The conservative believes that the fabric of society is the shared social and cultural norms of society. Whether or not he claims that America was founded as a Christian nation, he remembers that America was founded, by and large, by Christians who instilled in their offspring the moral framework to exist within a society. To the conservative, humans are naturally weak and prone to temptation, and the moral, social, and cultural rules that society follows are necessary to keep people on the right path. To a conservative, the power of America is borne out of the traditions of economic freedom as defined by the Constitution and the morality inherited from the Puritans who first populated America. He believes that to continue America’s greatness, we should revere and continue following those traditions as part of our shared cultural identity.

To the conservative, the fabric of society tears when those social norms are lightly disregarded. Gay marriage becomes a threat to a society based upon traditional marriage and nuclear families. Immigration becomes a threat not because immigrants are other races, but rather because they come from weaker nations without the rich tradition and morality of America, and thus may try to import their former country’s weaknesses into ours. Removing religion from the public sphere is a threat because society rests on continuance — if not of Christianity on a personal level — of the social morality underpinning that Christian faith, and thus godless hedonism calls into question the very underpinnings of society. People casting off traditions may unknowingly cast off traditions that are important to the future of society, and the world may not know it has occurred until the damage is already done.

The Libertarian

The libertarian believes that the fabric of society is freedom. He believes that humans are naturally strong yet cooperative individuals, who will work together towards shared goals when it is in their interest and will be tolerant of others’ goals so long as they don’t infringe upon him. He knows that some people are not content to leave people alone, and sees that the role of government in society to enforce negative rights from those who would meddle in freedom. He believes in the “emergent order” and the “invisible hand”, and that if people are largely left to their own devices to work for their own ends, the end result will be a common benefit to all. He sees America as a nation founded on a “light touch” of government, and attributes America’s success to letting people live, work, and earn freely.
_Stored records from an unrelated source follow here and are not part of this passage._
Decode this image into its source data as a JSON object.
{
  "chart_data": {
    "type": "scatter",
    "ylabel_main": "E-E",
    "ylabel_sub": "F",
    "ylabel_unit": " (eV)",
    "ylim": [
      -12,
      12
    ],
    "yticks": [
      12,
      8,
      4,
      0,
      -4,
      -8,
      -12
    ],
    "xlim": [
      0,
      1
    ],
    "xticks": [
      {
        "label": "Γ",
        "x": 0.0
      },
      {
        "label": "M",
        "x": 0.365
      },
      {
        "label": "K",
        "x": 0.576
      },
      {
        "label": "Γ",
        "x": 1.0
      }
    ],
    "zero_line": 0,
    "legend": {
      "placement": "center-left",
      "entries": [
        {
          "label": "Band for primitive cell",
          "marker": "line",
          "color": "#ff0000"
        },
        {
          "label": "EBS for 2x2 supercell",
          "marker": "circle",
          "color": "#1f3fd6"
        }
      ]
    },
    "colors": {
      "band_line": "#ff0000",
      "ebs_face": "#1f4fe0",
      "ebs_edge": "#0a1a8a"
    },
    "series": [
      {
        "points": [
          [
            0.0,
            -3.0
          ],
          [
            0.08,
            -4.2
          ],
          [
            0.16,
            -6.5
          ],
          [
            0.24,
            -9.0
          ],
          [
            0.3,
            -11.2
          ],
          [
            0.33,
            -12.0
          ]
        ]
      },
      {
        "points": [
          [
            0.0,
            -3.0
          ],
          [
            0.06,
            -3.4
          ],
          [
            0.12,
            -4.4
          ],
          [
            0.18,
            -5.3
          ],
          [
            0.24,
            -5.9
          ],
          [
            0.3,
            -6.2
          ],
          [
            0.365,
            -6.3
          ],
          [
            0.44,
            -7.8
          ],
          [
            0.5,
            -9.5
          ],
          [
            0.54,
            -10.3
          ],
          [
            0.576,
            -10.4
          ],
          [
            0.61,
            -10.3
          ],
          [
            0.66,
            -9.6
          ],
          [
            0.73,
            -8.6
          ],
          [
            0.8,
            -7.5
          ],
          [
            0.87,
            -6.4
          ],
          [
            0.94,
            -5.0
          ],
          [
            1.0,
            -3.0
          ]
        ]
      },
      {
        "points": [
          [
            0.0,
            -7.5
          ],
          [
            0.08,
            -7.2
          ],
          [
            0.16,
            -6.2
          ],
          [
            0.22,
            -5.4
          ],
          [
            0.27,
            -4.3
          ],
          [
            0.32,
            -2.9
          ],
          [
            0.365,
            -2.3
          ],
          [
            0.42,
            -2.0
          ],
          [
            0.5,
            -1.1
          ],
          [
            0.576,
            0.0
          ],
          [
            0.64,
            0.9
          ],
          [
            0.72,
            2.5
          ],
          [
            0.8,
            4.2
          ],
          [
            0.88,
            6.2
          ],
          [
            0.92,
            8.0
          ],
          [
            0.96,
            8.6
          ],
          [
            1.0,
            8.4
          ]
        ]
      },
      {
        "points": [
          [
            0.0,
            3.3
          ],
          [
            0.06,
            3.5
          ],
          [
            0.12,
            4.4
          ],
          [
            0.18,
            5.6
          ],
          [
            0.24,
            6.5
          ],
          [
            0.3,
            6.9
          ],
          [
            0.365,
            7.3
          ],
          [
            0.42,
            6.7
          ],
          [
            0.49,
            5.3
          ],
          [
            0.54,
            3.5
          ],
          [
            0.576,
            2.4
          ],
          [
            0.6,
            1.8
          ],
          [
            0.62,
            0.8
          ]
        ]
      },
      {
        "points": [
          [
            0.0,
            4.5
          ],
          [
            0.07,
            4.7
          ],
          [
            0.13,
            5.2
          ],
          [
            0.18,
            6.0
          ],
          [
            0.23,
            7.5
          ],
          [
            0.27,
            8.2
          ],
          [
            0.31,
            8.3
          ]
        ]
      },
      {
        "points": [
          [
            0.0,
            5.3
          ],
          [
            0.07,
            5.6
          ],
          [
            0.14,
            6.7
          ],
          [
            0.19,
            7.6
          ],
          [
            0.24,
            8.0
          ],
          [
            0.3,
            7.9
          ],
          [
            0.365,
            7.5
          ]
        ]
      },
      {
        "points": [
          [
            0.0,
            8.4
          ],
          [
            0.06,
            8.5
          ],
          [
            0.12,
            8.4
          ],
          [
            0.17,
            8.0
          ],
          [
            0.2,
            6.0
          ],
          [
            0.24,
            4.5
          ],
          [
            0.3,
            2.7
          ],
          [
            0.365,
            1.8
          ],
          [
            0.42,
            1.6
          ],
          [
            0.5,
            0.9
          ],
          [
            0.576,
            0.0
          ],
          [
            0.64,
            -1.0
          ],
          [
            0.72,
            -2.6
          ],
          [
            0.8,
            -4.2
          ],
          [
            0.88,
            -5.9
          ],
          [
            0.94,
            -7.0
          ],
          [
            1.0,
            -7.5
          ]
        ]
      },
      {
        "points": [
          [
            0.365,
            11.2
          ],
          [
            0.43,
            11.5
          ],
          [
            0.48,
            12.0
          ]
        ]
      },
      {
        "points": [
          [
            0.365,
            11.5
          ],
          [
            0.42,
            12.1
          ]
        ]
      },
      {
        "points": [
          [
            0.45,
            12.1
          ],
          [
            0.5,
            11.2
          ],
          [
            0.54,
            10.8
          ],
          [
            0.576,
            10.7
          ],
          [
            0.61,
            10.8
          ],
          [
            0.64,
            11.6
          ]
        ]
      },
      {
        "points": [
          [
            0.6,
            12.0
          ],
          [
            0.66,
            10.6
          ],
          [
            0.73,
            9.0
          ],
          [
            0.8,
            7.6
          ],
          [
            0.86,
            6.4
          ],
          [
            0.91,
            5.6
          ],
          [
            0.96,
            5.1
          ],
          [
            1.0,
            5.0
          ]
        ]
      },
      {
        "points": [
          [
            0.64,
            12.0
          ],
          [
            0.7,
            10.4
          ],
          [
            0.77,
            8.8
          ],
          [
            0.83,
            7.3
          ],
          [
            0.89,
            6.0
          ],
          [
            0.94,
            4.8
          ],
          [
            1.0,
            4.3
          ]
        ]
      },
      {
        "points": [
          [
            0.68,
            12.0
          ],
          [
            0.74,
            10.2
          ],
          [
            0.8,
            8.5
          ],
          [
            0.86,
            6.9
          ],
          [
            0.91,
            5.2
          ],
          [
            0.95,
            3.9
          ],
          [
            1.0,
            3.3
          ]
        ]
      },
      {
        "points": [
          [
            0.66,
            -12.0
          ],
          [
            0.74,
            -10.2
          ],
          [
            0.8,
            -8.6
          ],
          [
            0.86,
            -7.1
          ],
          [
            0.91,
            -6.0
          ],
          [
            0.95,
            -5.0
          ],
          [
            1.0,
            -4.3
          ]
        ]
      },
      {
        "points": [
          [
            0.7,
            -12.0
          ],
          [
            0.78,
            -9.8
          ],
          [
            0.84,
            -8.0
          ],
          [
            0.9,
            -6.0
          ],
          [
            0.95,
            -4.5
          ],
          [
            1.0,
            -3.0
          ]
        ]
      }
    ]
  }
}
To the libertarian, the fabric of society tears when people — rather than freely choosing cooperation — are forced into cooperation by government. He sees forced virtue as a tool to create resentment and acrimony between people who would normally be tolerant of each other, and sees income redistribution as legitimized theft. He believes that government should expand protection negative rights to those most in danger of oppression by the majority, but believes that when government creates positive rights for minorities it creates jealousy and destroys the common bonds of humanity. He believes that as the government grows more powerful, it becomes more profitable to attempt to control the government than to create value which improves the society in general. When government takes over, he sees all struggles become man vs. man, rather than humanity working individually and/or cooperatively towards improving standards of living.